3 comentários sobre “Marina, a bala de prata

  1. Desde o início da campanha, eu, uma simples eu que vira tu no diálogo, aponto que Marina disse a que veio: porta-voz da direitona. Ela vai apoiar Serra, como fez durante a campanha, inclusive cometendo ato falho no Espírito Santo, pedindo, no seu comício para os capixabas votarem no 45.
    Marina, criacionista, criou um grande problema quando ministra do Meio Ambiente. Para a galera ambientalista ela parece o elo perdido. Ela tem méritos, é claro, mas, imagina uma pessoa que acredita que Deus criou o mundo em sete dias. Acredita mesmo, como os cristãos acreditam em Cristo. A relação religiosa dela com o meio ambiente é questão de fé. Não é questão de sustentabilidade como ela prega. Esse foi um dos pontos de desgaste da Marina ministra. Ela queria aplicar a lei religiosa nos licenciamentos ambientais, queria que a lei do criacionismo fosse maior que a legislação ambiental brasileira que, dizem os entendidos, é uma das melhores do mundo e serve de parâmetro para o direito ambiental internacional.
    Criou problemas no governo, sofreu pressão dos ruralistas, dos empreendedores em geral e dos próprios ambientalistas. Perdeu espaço e saiu do governo.
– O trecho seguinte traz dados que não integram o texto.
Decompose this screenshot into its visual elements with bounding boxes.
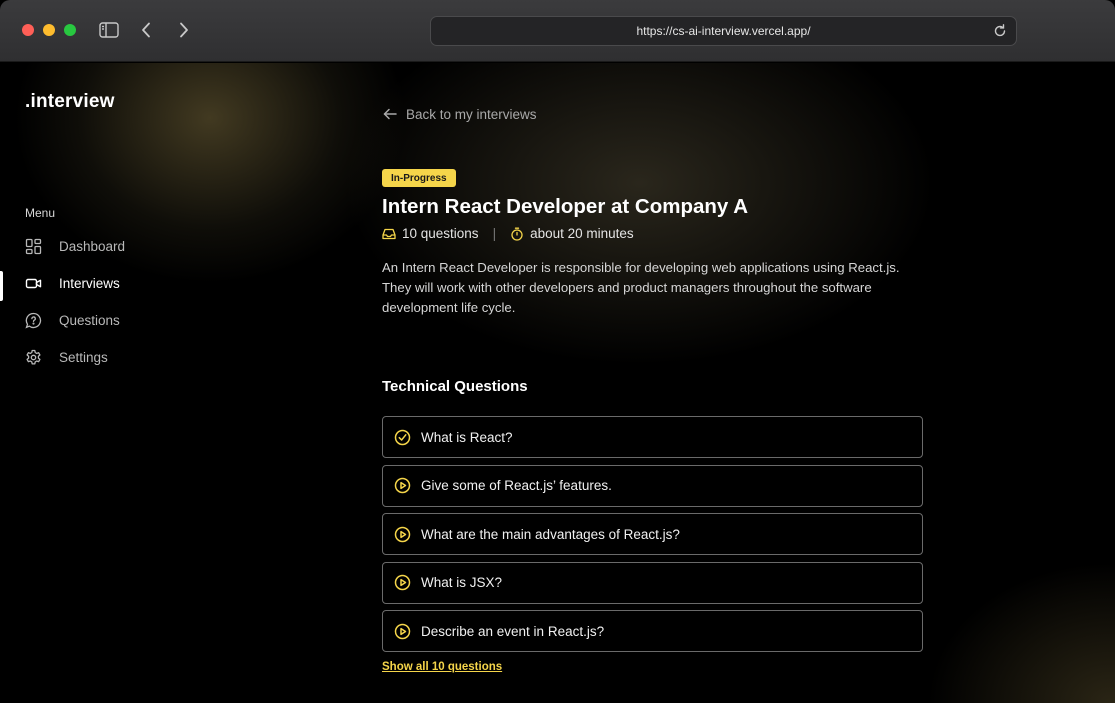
page-title: Intern React Developer at Company A xyxy=(382,195,749,218)
interview-meta: 10 questions | about 20 minutes xyxy=(382,226,634,241)
question-text: Describe an event in React.js? xyxy=(421,623,605,639)
address-bar[interactable]: https://cs-ai-interview.vercel.app/ xyxy=(430,16,1017,46)
interview-description: An Intern React Developer is responsible… xyxy=(382,260,900,315)
forward-arrow-icon[interactable] xyxy=(174,18,194,42)
sidebar-item-interviews[interactable]: Interviews xyxy=(0,268,300,301)
sidebar-item-label: Interviews xyxy=(59,275,120,291)
page-content: .interview Menu Dashboard Interviews Que… xyxy=(0,63,1115,703)
play-circle-icon xyxy=(394,574,411,591)
arrow-left-icon xyxy=(382,106,398,122)
back-arrow-icon[interactable] xyxy=(136,18,156,42)
duration: about 20 minutes xyxy=(530,226,634,241)
app-logo[interactable]: .interview xyxy=(25,91,115,113)
reload-icon[interactable] xyxy=(992,23,1008,39)
question-item[interactable]: Describe an event in React.js? xyxy=(382,610,923,652)
sidebar-item-dashboard[interactable]: Dashboard xyxy=(0,231,300,261)
close-window-button[interactable] xyxy=(22,24,34,36)
question-count: 10 questions xyxy=(402,226,479,241)
show-all-questions-link[interactable]: Show all 10 questions xyxy=(382,661,502,673)
question-item[interactable]: What is React? xyxy=(382,416,923,458)
sidebar-toggle-icon[interactable] xyxy=(97,18,121,42)
stopwatch-icon xyxy=(510,227,524,241)
browser-toolbar: https://cs-ai-interview.vercel.app/ xyxy=(0,0,1115,62)
question-text: What is React? xyxy=(421,429,513,445)
status-badge: In-Progress xyxy=(382,169,456,187)
gear-icon xyxy=(25,349,42,366)
section-title: Technical Questions xyxy=(382,378,528,395)
sidebar-item-label: Questions xyxy=(59,312,120,328)
question-item[interactable]: Give some of React.js’ features. xyxy=(382,464,923,507)
menu-heading: Menu xyxy=(25,206,56,220)
question-text: What is JSX? xyxy=(421,575,503,590)
dashboard-icon xyxy=(25,238,42,255)
play-circle-icon xyxy=(394,623,411,640)
maximize-window-button[interactable] xyxy=(64,24,76,36)
back-to-interviews-link[interactable]: Back to my interviews xyxy=(382,106,537,122)
inbox-icon xyxy=(382,227,396,241)
play-circle-icon xyxy=(394,526,411,543)
url-text: https://cs-ai-interview.vercel.app/ xyxy=(636,24,811,38)
check-circle-icon xyxy=(394,429,411,446)
question-item[interactable]: What are the main advantages of React.js… xyxy=(382,513,923,555)
play-circle-icon xyxy=(394,477,411,494)
sidebar-item-label: Settings xyxy=(59,349,108,365)
question-text: Give some of React.js’ features. xyxy=(421,478,612,493)
question-item[interactable]: What is JSX? xyxy=(382,561,923,604)
question-text: What are the main advantages of React.js… xyxy=(421,526,680,542)
question-bubble-icon xyxy=(25,312,42,329)
video-icon xyxy=(25,275,42,292)
meta-divider: | xyxy=(492,226,497,241)
sidebar-item-questions[interactable]: Questions xyxy=(0,305,300,335)
question-list: What is React? Give some of React.js’ fe… xyxy=(382,416,923,659)
sidebar-item-settings[interactable]: Settings xyxy=(0,342,300,372)
minimize-window-button[interactable] xyxy=(43,24,55,36)
sidebar-item-label: Dashboard xyxy=(59,238,126,254)
back-link-label: Back to my interviews xyxy=(406,106,537,122)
    O PT dedicou tratamento suprapartidário a Marina. Ela mundou de partido e o PT não exigiu a vaga no Senado. Marina, se tivesse coerência, entregaria a vaga por vontade própria. Saiu atirando no governo, fez campanha contra Lula e Dilma. Cuspiu no prato que comeu, mas continuou senadora. Agora pousa de vestal.
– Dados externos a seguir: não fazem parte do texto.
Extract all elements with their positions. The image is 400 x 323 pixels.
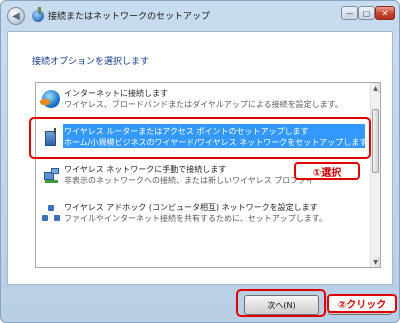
option-title: ワイヤレス ネットワークに手動で接続します — [64, 165, 227, 174]
network-icon — [42, 166, 60, 184]
click-highlight-box — [236, 289, 326, 317]
globe-icon — [40, 90, 60, 108]
option-title: ワイヤレス アドホック (コンピュータ相互) ネットワークを設定します — [64, 203, 318, 212]
adhoc-network-icon — [42, 204, 60, 222]
list-scrollbar[interactable]: ▲ ▼ — [370, 83, 380, 267]
minimize-button[interactable]: — — [341, 6, 358, 20]
close-button[interactable]: ✕ — [375, 6, 395, 20]
scroll-thumb[interactable] — [372, 109, 379, 173]
option-description: 非表示のネットワークへの接続、または新しいワイヤレス プロファイ — [64, 176, 315, 185]
option-description: ファイルやインターネット接続を共有するために、セットアップします。 — [64, 214, 327, 223]
option-adhoc-network[interactable]: ワイヤレス アドホック (コンピュータ相互) ネットワークを設定します ファイル… — [36, 197, 371, 237]
title-bar: ◀ 接続またはネットワークのセットアップ — ▢ ✕ — [1, 1, 399, 31]
maximize-button[interactable]: ▢ — [358, 6, 375, 20]
option-title: インターネットに接続します — [64, 89, 168, 98]
window-title: 接続またはネットワークのセットアップ — [48, 12, 211, 22]
option-description: ワイヤレス、ブロードバンドまたはダイヤルアップによる接続を設定します。 — [64, 100, 343, 109]
network-setup-icon — [32, 7, 44, 22]
scroll-up-arrow-icon[interactable]: ▲ — [371, 83, 380, 93]
scroll-down-arrow-icon[interactable]: ▼ — [371, 257, 380, 267]
back-button[interactable]: ◀ — [7, 7, 25, 25]
page-heading: 接続オプションを選択します — [32, 57, 150, 67]
select-highlight-box — [29, 117, 371, 159]
back-arrow-icon: ◀ — [12, 10, 20, 22]
step2-click-label: ②クリック — [327, 294, 397, 313]
step1-select-label: ①選択 — [294, 162, 360, 180]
  2. Marina, na verdade verdadeira e como diria um blogueiro desses meus amigos, trocou a natureza por Natura e ao que tudo indica, gostou! É lamentável que tenhamos de ver a antiga companheira descer a lenha no que antes foi parte de sua biblia. Uh! Mas vamos superar isto também e vencer no dia 31 de outubro. A propósito, poderíamos talvez fazer um encontro de bruxas!!!